Une hulotte passe, silhouette en fuite entre les troncs. On n’entend aucun chant d’insecte ou d’oiseau, seulement au loin les clarines des vaches et parfois le fracas d’un moteur sur la D207. Le faisceau de la lampe éclaire la seule sente sur laquelle je veux concentrer mon attention. De jour, on a tendance à suivre toujours les mêmes itinéraires, quand on n’est pas attaché à des chiens qui, eux, suivent leurs pistes d’odeurs ; de nuit c’est autre chose, et en suivant la trace je dévie, je contourne des buissons que je ne reconnais pas, et j’arrive soudain devant un toboggan, un cône de remblais, un terrier inconnu (celui qui, sur le plan ci-après, est désigné comme étant le « terrier subsidiaire 02 »).
Une telle découverte a évidemment quelque chose d’excitant, mais ici, à mi-chemin entre le terrier principal et le périphérique 02, il est difficile de savoir s’il s’agit d’un autre terrier autonome ou d’une nouvelle entrée. La gueule est en tout cas de grande taille, tout comme celle du terrier périphérique devant laquelle la hulotte s’est posée l’autre nuit. Elle a servi autrefois à sortir une grande quantité de terre, ce qui renforce la probabilité d’une liaison souterraine avec d’autres entrées.
Le lieu, cependant, semble une ruine. Je ne relève aucune trace dans la terre sèche du toboggan, pas de latrines non plus, aucun signe de présence, aucune odeur à l’intérieur.
Je repars en silence dans la « gaste forêt », comme on disait au Moyen Âge d’une forêt déserte, stérile, frappée par un « geis », un mauvais sort. Tout est sec et mort. Nulles laissées, aucun champignon, et toujours pas d’odeur hormis celle de la résine quand, au sens propre, je colle mon nez à un tronc. La caméra 3 que je relève en passant me confirme qu’aucune bête n’est passée sur cette sente ces dernières vingt-quatre heures.

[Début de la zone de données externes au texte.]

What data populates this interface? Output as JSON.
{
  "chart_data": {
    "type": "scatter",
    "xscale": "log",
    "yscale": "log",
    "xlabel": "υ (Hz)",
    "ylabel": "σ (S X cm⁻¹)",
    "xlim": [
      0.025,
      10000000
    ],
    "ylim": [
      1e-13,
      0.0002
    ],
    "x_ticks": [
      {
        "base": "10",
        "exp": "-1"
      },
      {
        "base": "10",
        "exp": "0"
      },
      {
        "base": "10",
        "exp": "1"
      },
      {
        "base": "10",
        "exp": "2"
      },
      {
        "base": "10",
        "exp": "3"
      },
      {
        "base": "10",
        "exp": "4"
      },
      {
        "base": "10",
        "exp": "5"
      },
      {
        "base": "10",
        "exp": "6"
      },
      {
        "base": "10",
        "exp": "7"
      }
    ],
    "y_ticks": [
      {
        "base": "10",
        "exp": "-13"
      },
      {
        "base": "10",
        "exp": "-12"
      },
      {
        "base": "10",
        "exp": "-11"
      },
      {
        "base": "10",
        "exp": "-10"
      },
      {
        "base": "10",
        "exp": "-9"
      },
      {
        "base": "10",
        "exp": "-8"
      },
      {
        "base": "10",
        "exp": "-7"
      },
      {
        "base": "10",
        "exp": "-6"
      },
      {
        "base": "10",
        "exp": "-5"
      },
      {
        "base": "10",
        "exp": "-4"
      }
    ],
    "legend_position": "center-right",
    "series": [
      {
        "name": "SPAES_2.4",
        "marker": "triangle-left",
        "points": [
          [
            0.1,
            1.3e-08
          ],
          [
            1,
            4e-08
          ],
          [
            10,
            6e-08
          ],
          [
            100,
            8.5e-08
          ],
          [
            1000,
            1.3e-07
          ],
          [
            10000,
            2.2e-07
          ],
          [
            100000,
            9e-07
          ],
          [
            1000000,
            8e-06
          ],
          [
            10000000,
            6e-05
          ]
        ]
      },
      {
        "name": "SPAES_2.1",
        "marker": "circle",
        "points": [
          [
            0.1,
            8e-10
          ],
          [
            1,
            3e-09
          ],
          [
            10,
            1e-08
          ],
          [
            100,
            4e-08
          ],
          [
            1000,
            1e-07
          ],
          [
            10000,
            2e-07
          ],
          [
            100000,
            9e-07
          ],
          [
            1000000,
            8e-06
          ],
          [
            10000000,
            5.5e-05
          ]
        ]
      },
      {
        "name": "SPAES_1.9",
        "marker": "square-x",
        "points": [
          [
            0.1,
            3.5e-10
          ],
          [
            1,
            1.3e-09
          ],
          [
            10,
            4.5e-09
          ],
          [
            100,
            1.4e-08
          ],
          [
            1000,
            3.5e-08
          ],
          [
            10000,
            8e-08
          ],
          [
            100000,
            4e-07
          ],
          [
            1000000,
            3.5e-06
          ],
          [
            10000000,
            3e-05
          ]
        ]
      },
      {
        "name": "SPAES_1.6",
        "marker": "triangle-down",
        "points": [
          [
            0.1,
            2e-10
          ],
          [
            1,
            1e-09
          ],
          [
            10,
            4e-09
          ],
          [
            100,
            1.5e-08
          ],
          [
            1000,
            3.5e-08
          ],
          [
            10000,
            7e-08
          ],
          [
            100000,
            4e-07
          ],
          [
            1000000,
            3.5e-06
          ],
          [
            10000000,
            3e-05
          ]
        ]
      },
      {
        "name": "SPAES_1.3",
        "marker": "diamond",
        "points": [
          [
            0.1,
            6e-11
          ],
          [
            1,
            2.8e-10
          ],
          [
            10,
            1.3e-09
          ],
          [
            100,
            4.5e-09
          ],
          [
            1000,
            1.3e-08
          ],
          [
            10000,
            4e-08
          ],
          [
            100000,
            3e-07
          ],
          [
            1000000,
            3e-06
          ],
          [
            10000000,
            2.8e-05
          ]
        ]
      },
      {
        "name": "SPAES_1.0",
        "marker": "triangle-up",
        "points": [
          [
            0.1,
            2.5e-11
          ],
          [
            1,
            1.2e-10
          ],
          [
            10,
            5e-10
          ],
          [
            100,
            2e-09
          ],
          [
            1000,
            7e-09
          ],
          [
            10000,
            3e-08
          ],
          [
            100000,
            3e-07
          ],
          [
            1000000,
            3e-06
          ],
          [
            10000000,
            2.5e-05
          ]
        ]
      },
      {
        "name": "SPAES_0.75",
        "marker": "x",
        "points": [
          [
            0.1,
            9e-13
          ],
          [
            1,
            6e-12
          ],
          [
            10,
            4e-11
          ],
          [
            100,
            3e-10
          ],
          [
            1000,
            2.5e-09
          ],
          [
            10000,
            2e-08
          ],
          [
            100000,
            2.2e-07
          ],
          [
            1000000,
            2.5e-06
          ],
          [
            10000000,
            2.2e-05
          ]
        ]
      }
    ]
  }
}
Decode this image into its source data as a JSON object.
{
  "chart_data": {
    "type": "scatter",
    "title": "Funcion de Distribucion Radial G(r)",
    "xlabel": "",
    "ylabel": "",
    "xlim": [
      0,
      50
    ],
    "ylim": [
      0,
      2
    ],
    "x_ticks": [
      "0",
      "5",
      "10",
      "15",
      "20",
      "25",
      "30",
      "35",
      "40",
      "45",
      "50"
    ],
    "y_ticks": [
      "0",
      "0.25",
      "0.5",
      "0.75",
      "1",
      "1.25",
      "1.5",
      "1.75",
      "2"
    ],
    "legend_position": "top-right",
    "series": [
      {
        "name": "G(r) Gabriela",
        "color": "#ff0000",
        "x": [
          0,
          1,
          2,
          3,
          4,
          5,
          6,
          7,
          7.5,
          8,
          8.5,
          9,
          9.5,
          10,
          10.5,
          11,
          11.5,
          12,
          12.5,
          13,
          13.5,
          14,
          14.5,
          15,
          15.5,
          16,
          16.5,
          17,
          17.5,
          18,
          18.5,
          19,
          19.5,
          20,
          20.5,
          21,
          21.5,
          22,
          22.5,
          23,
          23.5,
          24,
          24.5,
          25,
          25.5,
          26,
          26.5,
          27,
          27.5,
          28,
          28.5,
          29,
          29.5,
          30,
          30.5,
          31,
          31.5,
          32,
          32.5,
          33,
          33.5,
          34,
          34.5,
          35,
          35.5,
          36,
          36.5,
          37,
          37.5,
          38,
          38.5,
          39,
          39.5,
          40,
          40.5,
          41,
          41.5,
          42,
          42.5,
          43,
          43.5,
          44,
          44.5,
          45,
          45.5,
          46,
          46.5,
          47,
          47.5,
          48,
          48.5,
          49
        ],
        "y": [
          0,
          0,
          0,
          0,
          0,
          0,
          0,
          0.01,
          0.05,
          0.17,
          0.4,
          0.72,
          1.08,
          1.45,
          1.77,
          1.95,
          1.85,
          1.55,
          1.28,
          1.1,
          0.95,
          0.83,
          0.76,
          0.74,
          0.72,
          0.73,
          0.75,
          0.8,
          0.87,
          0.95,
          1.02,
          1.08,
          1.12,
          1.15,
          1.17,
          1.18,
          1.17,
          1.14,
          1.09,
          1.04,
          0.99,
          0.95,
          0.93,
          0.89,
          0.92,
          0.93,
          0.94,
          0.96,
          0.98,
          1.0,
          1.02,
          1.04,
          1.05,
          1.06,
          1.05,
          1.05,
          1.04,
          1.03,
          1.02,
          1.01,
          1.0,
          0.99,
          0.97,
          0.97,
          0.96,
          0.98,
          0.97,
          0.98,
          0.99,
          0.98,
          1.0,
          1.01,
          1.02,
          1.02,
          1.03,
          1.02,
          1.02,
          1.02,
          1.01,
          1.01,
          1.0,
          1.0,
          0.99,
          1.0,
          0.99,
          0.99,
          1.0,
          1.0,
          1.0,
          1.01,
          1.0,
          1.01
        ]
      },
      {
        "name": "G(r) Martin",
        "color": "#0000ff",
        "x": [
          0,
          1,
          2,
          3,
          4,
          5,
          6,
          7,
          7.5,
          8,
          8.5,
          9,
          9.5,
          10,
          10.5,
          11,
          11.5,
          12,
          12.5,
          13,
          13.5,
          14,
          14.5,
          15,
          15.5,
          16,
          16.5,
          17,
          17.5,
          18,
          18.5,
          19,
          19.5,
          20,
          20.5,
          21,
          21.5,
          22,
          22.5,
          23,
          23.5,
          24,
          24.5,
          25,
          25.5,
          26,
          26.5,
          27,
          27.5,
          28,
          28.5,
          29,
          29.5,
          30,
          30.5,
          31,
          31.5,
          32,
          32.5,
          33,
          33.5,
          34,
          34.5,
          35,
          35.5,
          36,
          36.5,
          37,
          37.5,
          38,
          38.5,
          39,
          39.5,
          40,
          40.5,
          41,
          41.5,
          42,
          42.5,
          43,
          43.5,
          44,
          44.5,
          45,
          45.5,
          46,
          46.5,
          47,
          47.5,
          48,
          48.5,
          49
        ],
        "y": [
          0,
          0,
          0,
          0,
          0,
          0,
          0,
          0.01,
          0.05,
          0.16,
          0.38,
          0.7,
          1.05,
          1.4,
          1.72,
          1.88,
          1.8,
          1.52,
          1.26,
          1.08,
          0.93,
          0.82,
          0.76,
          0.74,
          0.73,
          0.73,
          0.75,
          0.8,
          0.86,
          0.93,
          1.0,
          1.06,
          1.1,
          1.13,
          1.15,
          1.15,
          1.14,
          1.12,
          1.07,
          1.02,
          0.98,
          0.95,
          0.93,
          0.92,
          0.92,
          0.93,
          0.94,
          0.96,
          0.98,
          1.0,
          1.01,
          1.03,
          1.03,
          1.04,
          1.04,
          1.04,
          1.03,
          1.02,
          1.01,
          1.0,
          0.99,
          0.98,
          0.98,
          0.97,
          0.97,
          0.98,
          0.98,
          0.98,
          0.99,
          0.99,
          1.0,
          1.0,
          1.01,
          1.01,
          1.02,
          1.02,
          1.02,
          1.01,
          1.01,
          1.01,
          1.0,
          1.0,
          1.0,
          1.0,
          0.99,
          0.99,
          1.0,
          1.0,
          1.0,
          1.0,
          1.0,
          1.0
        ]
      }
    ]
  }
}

Je m’assois au-dessus du ravin et j’éteins la lampe. Il faut cinq bonnes minutes pour recouvrer la faculté de voir les silhouettes, le ciel plus clair entre les cimes, les rondins lisses des hêtres, et reconstituer mentalement une version nocturne de ce lieu familier. Je m’allonge dans un creux couvert de feuilles sèches. S’endormir ici serait facile. Qui sait ? Un blaireau peut-être viendrait me réveiller ?
Mais il n’y a plus rien pour eux, ici, rien à manger hormis des mulots trop véloces. Le dernier passage précipité du blaireautin devant son terrier natal en juin était peut-être la course d’un affamé. Il faudra voir plus bas, vers le torrent, où la vie, sans doute, s’est réfugiée.